Хорошая новость в том, что платить за это не придется – не придется даже выходить из дома. Чтобы исследовать свою эмоциональную жизнь с помощью сновидений, нужно только обращать на них внимание, вести записи и размышлять над сообщениями из вашего эмоционального мозга – лимбической доли. Если вы, как и я, ученый, вам доступно и большее. Вы можете построить на сновидениях новую теорию сознания.
6. Эмпатическое эго
Вы когда-нибудь наблюдали за ребенком, который только учится ходить? Вот он бросается к желанной цели и, споткнувшись, падает ничком. Ребенок поднимает голову и ищет взглядом мать. На его лице при этом нет выражения. Он не выказывает никаких эмоций. Чтобы понять, что случилось, он смотрит в лицо матери. Плохое случилось или хорошее? Мне плакать или смеяться?

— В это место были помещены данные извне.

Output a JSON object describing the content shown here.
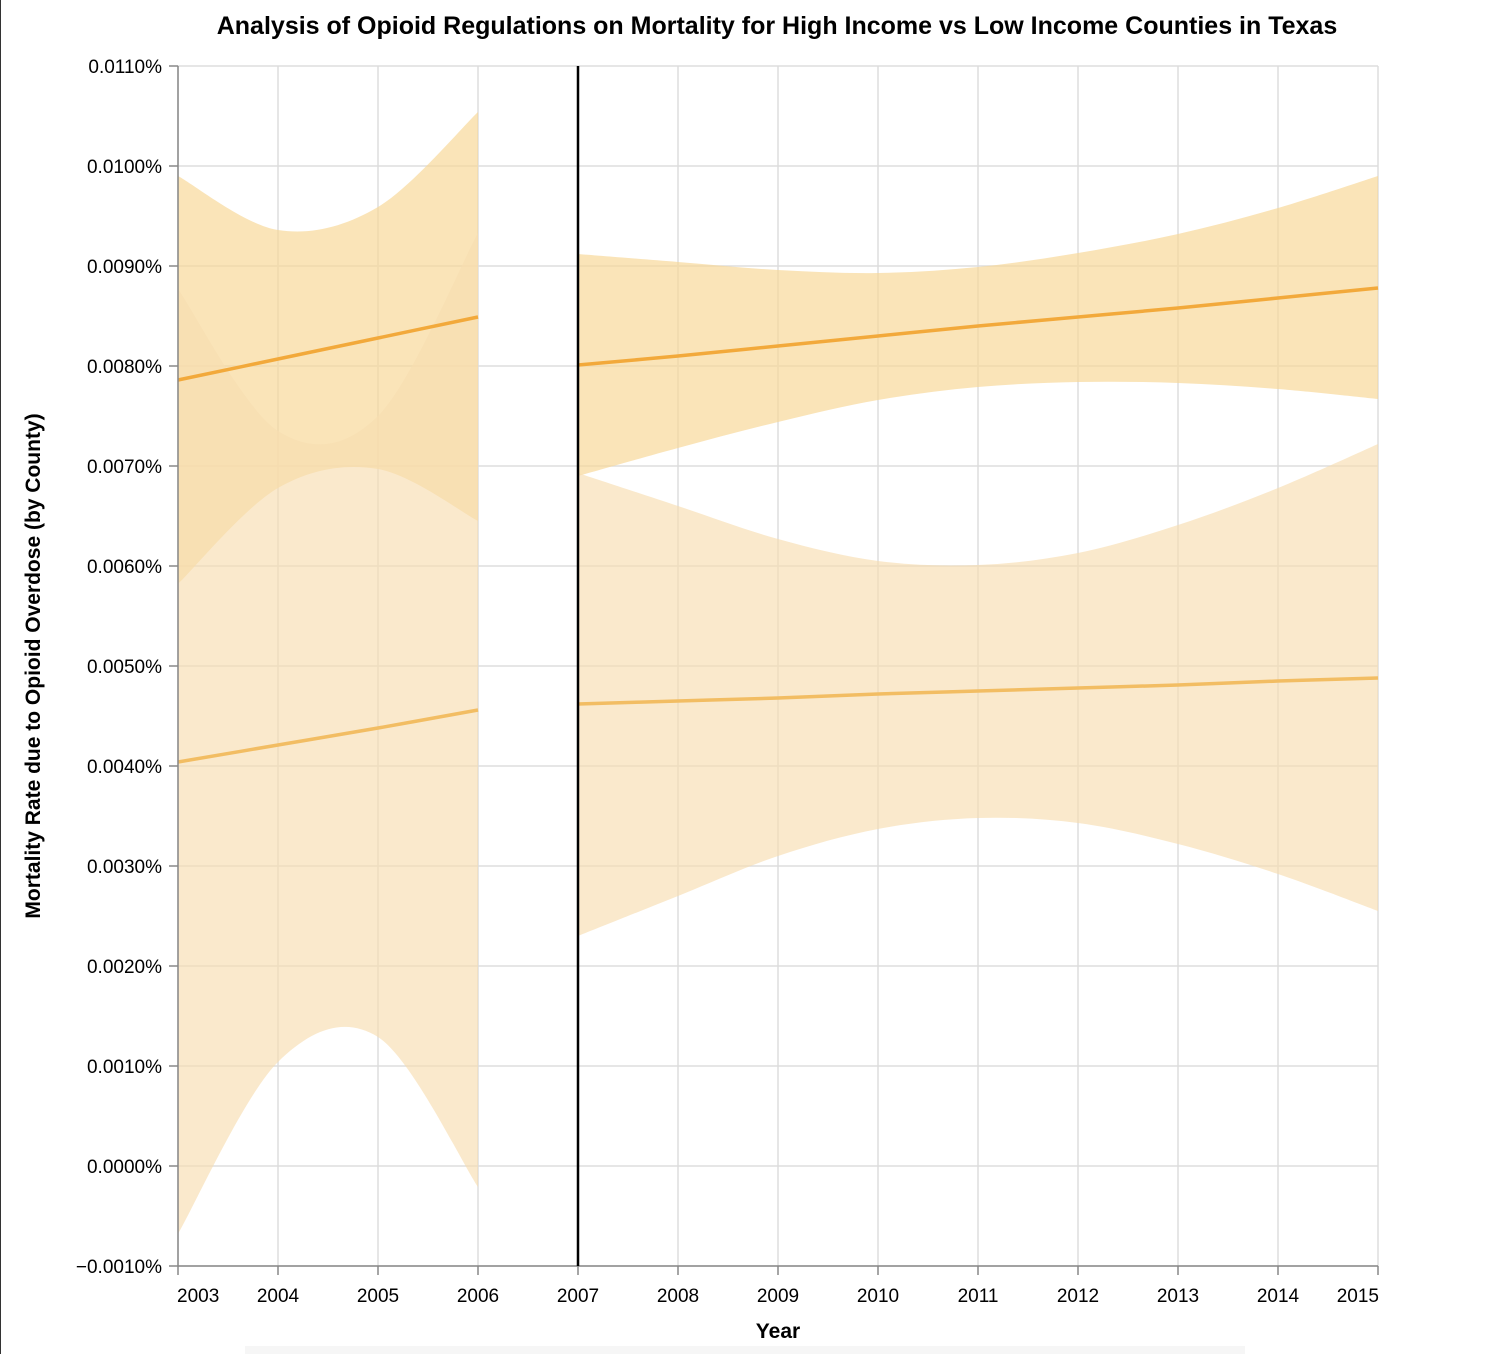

У годовалых детей еще нет автономной я-модели (впрочем, ни у кого из нас, вероятно, нет я-модели, независимой от других). На таких маленьких детях мы наблюдаем важный факт, относящийся к нашему феноменальному эго: у него есть не только нейронный, но и социальный коррелят. Малыш еще не знает, что ему следует чувствовать, потому и заглядывает в лицо матери, определяя эмоциональный контент собственного сознательного опыта. У его я-модели еще не сформировался устойчивый эмоциональный слой, к которому можно обращаться, чтобы понять серьезность происшедшего. Удивительно: еще несколько месяцев назад эти два биологических организма были одним, пока их не разделили роды. Их эго, их феноменальные я-модели на функциональном уровне все еще тесно связаны. Когда малыш, взглянув на мать, облегченно улыбается, в его феноменальной я-модели возникает внезапный переход. Он выясняет, что вовсе не ушибся, что это всего-навсего неожиданность. Двусмысленность снимается – теперь он знает, что чувствует!